Our patients aged 15 to 29 years have a risk of DR which is 3-fold the risk exhibited by children <10. Not surprisingly, these results are again in agreement with those obtained by Olsen et al. from the Danish Study Group of Diabetes in Childhood [10] and in disagreement with those recorded in the Wisconsin study [17]. In our series, the risk continues to increase with age, so that it is even higher for patients >30 and, especially, almost 4-fold, for patients ≥45. Hammes et al. [3] also found an increased risk for PDR in patients diagnosed with T1D and aged 15 to 40 years. By contrast, Kullberg et al. [12], studying patients aged up to 36 at onset and also gathering all forms of retinopathy, observed a decrease in the prevalence of DR in patients older than 30. In the Finnish records [4], the risk of PDR was lower in patients who were aged 15 to 40 at onset compared to those whose onset was at puberty. The beta cells are deemed to be best preserved when diabetes onset is in adulthood. As a consequence, the glycemic control would be easier when development of T1D was at an age long after puberty, and this would explain the lower risk of DR found in these patients. Our group had previously published [27] that, in the patients included in the T1D Register of Navarra, a relationship between the age of onset and glycemic control also exists. However, in our cohort the worst glycemic control at follow-up was observed in the group of oldest patients at T1D onset. Thus, from this point of view our present findings about age at onset and risk of DR are consistent with our previous observations.

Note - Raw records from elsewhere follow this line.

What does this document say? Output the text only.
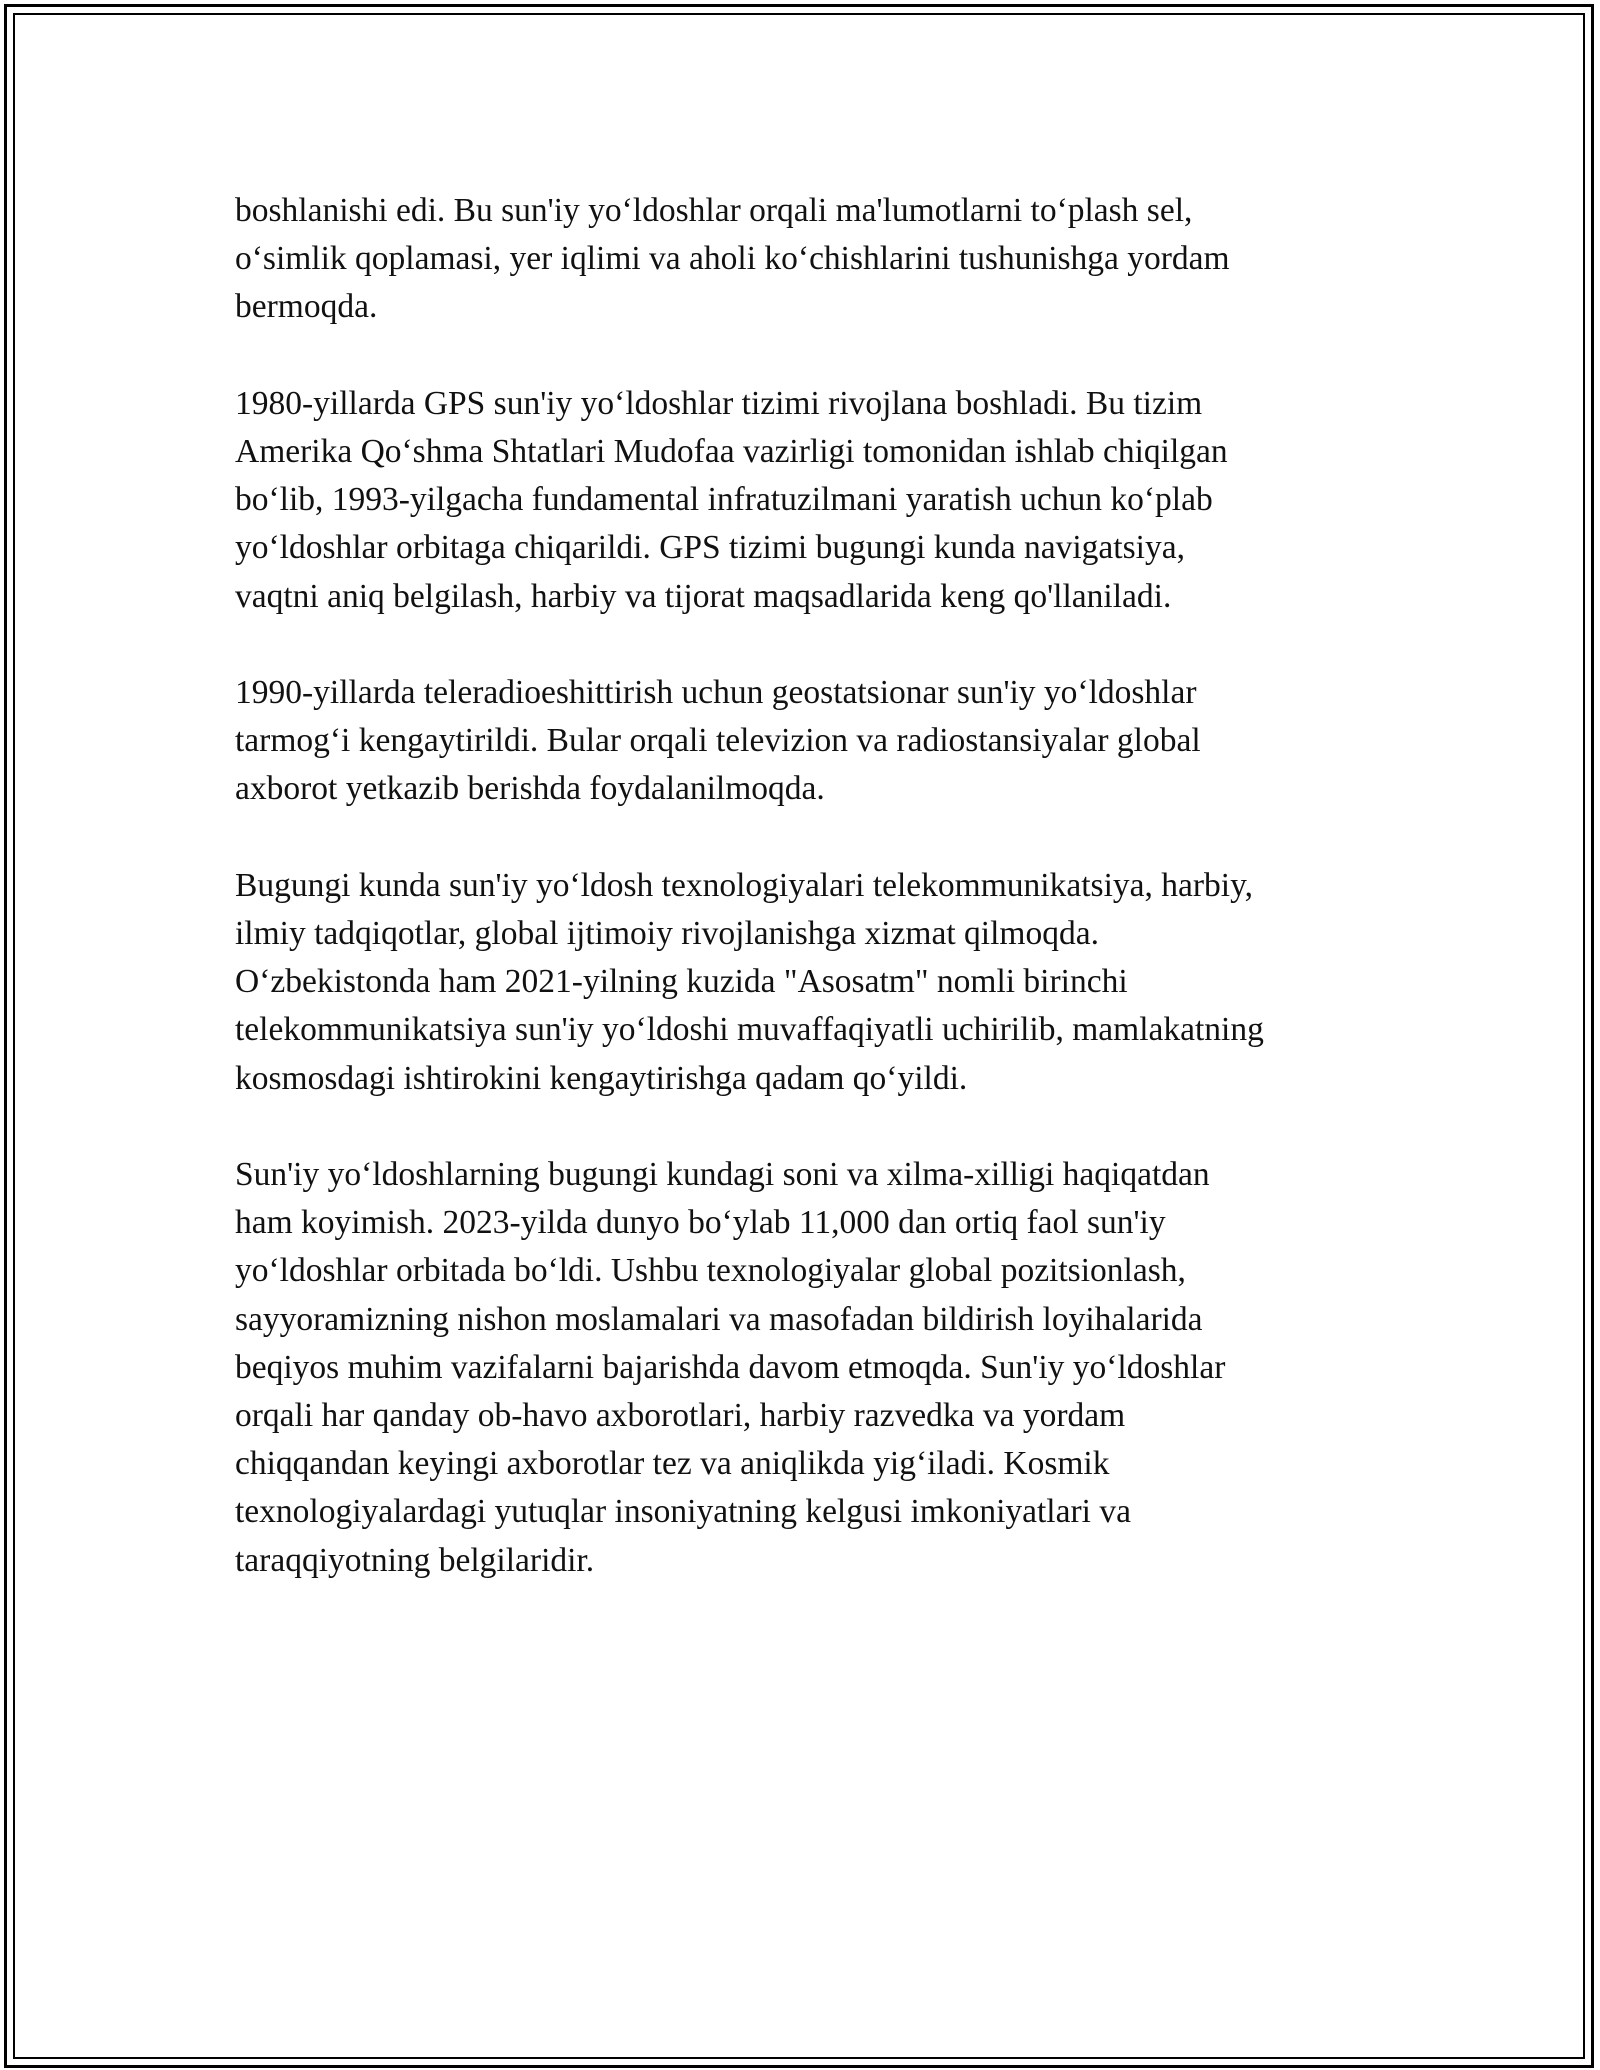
boshlanishi edi. Bu sun'iy yo‘ldoshlar orqali ma'lumotlarni to‘plash sel,
o‘simlik qoplamasi, yer iqlimi va aholi ko‘chishlarini tushunishga yordam
bermoqda.

1980-yillarda GPS sun'iy yo‘ldoshlar tizimi rivojlana boshladi. Bu tizim
Amerika Qo‘shma Shtatlari Mudofaa vazirligi tomonidan ishlab chiqilgan
bo‘lib, 1993-yilgacha fundamental infratuzilmani yaratish uchun ko‘plab
yo‘ldoshlar orbitaga chiqarildi. GPS tizimi bugungi kunda navigatsiya,
vaqtni aniq belgilash, harbiy va tijorat maqsadlarida keng qo'llaniladi.

1990-yillarda teleradioeshittirish uchun geostatsionar sun'iy yo‘ldoshlar
tarmog‘i kengaytirildi. Bular orqali televizion va radiostansiyalar global
axborot yetkazib berishda foydalanilmoqda.

Bugungi kunda sun'iy yo‘ldosh texnologiyalari telekommunikatsiya, harbiy,
ilmiy tadqiqotlar, global ijtimoiy rivojlanishga xizmat qilmoqda.
O‘zbekistonda ham 2021-yilning kuzida "Asosatm" nomli birinchi
telekommunikatsiya sun'iy yo‘ldoshi muvaffaqiyatli uchirilib, mamlakatning
kosmosdagi ishtirokini kengaytirishga qadam qo‘yildi.

Sun'iy yo‘ldoshlarning bugungi kundagi soni va xilma-xilligi haqiqatdan
ham koyimish. 2023-yilda dunyo bo‘ylab 11,000 dan ortiq faol sun'iy
yo‘ldoshlar orbitada bo‘ldi. Ushbu texnologiyalar global pozitsionlash,
sayyoramizning nishon moslamalari va masofadan bildirish loyihalarida
beqiyos muhim vazifalarni bajarishda davom etmoqda. Sun'iy yo‘ldoshlar
orqali har qanday ob-havo axborotlari, harbiy razvedka va yordam
chiqqandan keyingi axborotlar tez va aniqlikda yig‘iladi. Kosmik
texnologiyalardagi yutuqlar insoniyatning kelgusi imkoniyatlari va
taraqqiyotning belgilaridir.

The current study is not exempt from limitations. The main one is that the number of patients who developed PDR was rather small in our cohort. For this reason, we were not able to analyze separately NPDR and PDR; that is, we do not have information about whether or not there are risk factors that influence differently the progression to one entity or to the other. We are confident that longer follow-up, lasting over 20 years, will allow us to obtain more information in the future.

We also consider that there are strengths in this work. Among them, we want to remark that our cohort includes a significant number of patients who were followed up from diagnosis. In fact, the onset of disease of each patient is the time of his/her inclusion in the study, which allows the analyses of incidence at different times, that is, 5, 10, or 15 years, to be more accurate than if the onset and baseline had not matched. Furthermore, we consider that the risk of bias that could have led to inaccurate results is rather low since the follow-up of all patients took place at the same hospital, and the screening and grading for the presence of DR were always performed by the same ophthalmologists, who followed similar clinical criteria throughout the study.

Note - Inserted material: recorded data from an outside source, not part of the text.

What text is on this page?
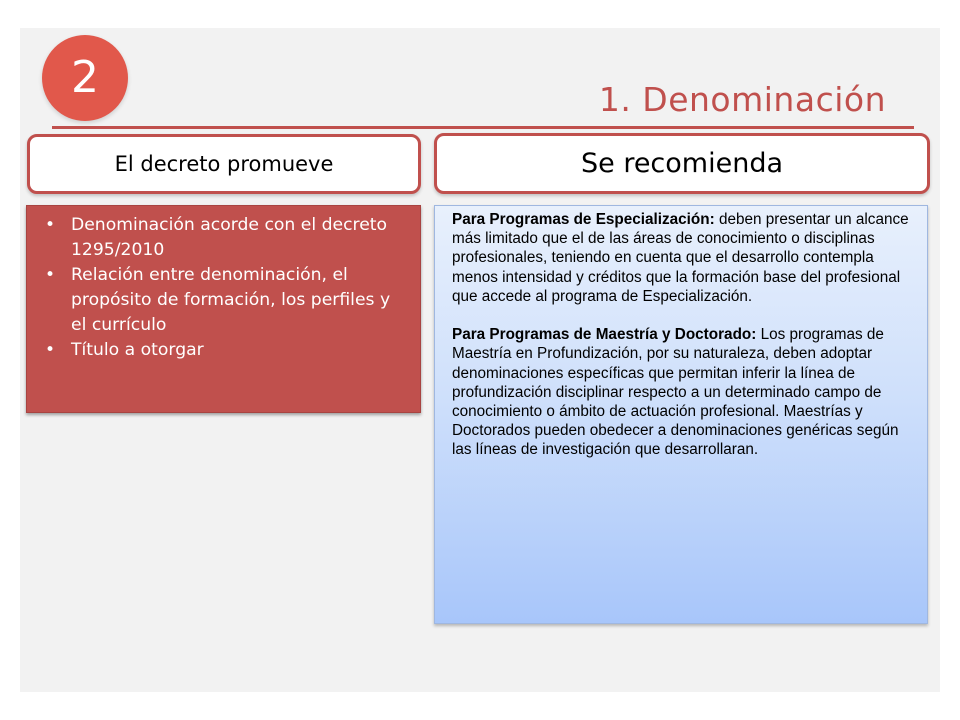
2	1. Denominación
El decreto promueve	Se recomienda
• Denominación acorde con el decreto 1295/2010
• Relación entre denominación, el propósito de formación, los perfiles y el currículo
• Título a otorgar

Para Programas de Especialización: deben presentar un alcance más limitado que el de las áreas de conocimiento o disciplinas profesionales, teniendo en cuenta que el desarrollo contempla menos intensidad y créditos que la formación base del profesional que accede al programa de Especialización.

Para Programas de Maestría y Doctorado: Los programas de Maestría en Profundización, por su naturaleza, deben adoptar denominaciones específicas que permitan inferir la línea de profundización disciplinar respecto a un determinado campo de conocimiento o ámbito de actuación profesional. Maestrías y Doctorados pueden obedecer a denominaciones genéricas según las líneas de investigación que desarrollaran.
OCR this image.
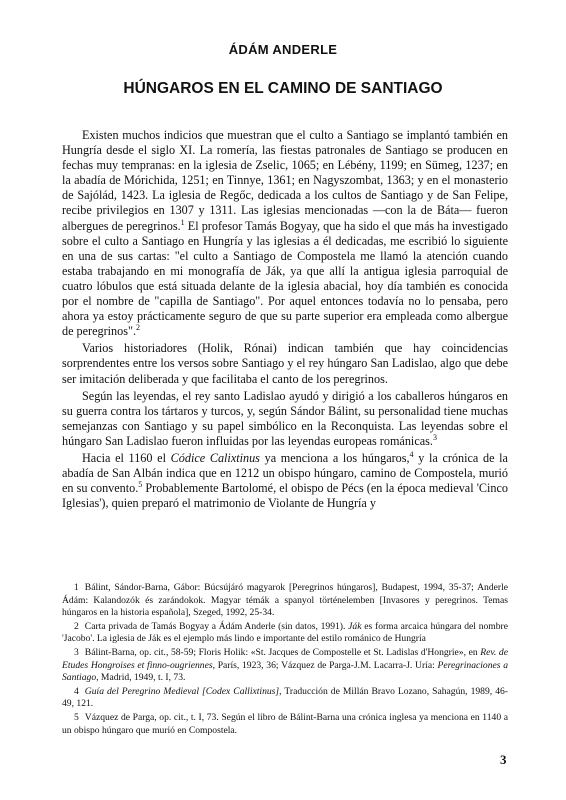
ÁDÁM ANDERLE
HÚNGAROS EN EL CAMINO DE SANTIAGO

Existen muchos indicios que muestran que el culto a Santiago se implantó también en Hungría desde el siglo XI. La romería, las fiestas patronales de Santiago se producen en fechas muy tempranas: en la iglesia de Zselic, 1065; en Lébény, 1199; en Sümeg, 1237; en la abadía de Mórichida, 1251; en Tinnye, 1361; en Nagyszombat, 1363; y en el monasterio de Sajólád, 1423. La iglesia de Regőc, dedicada a los cultos de Santiago y de San Felipe, recibe privilegios en 1307 y 1311. Las iglesias mencionadas —con la de Báta— fueron albergues de peregrinos.$^1$ El profesor Tamás Bogyay, que ha sido el que más ha investigado sobre el culto a Santiago en Hungría y las iglesias a él dedicadas, me escribió lo siguiente en una de sus cartas: "el culto a Santiago de Compostela me llamó la atención cuando estaba trabajando en mi monografía de Ják, ya que allí la antigua iglesia parroquial de cuatro lóbulos que está situada delante de la iglesia abacial, hoy día también es conocida por el nombre de "capilla de Santiago". Por aquel entonces todavía no lo pensaba, pero ahora ya estoy prácticamente seguro de que su parte superior era empleada como albergue de peregrinos".$^2$

Varios historiadores (Holik, Rónai) indican también que hay coincidencias sorprendentes entre los versos sobre Santiago y el rey húngaro San Ladislao, algo que debe ser imitación deliberada y que facilitaba el canto de los peregrinos.

Según las leyendas, el rey santo Ladislao ayudó y dirigió a los caballeros húngaros en su guerra contra los tártaros y turcos, y, según Sándor Bálint, su personalidad tiene muchas semejanzas con Santiago y su papel simbólico en la Reconquista. Las leyendas sobre el húngaro San Ladislao fueron influidas por las leyendas europeas románicas.$^3$

Hacia el 1160 el Códice Calixtinus ya menciona a los húngaros,$^4$ y la crónica de la abadía de San Albán indica que en 1212 un obispo húngaro, camino de Compostela, murió en su convento.$^5$ Probablemente Bartolomé, el obispo de Pécs (en la época medieval 'Cinco Iglesias'), quien preparó el matrimonio de Violante de Hungría y

1 Bálint, Sándor-Barna, Gábor: Búcsújáró magyarok [Peregrinos húngaros], Budapest, 1994, 35-37; Anderle Ádám: Kalandozók és zarándokok. Magyar témák a spanyol történelemben [Invasores y peregrinos. Temas húngaros en la historia española], Szeged, 1992, 25-34.

2 Carta privada de Tamás Bogyay a Ádám Anderle (sin datos, 1991). Ják es forma arcaica húngara del nombre 'Jacobo'. La iglesia de Ják es el ejemplo más lindo e importante del estilo románico de Hungría

3 Bálint-Barna, op. cit., 58-59; Floris Holik: «St. Jacques de Compostelle et St. Ladislas d'Hongrie», en Rev. de Etudes Hongroises et finno-ougriennes, París, 1923, 36; Vázquez de Parga-J.M. Lacarra-J. Uría: Peregrinaciones a Santiago, Madrid, 1949, t. I, 73.

4 Guía del Peregrino Medieval [Codex Callixtinus], Traducción de Millán Bravo Lozano, Sahagún, 1989, 46-49, 121.

5 Vázquez de Parga, op. cit., t. I, 73. Según el libro de Bálint-Barna una crónica inglesa ya menciona en 1140 a un obispo húngaro que murió en Compostela.

3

In sum, the analysis of the T1D Registry of Navarra shows, for the first time, that there is a relationship between the age at T1D diagnosis and the prevalence of DR throughout life and confirms the influence of T1D duration and glycemic control on the appearance of DR. Our results also support the view that BP and lipid profile have an effect on DR.

Competing Interests

The authors declare that there are no competing interests.

Acknowledgments

This study was supported by a grant from the Carlos III Institute of Health (PI10/02715) and two grants from Health Department of Government of Navarre (53/2008 and Resolution 1971/2015).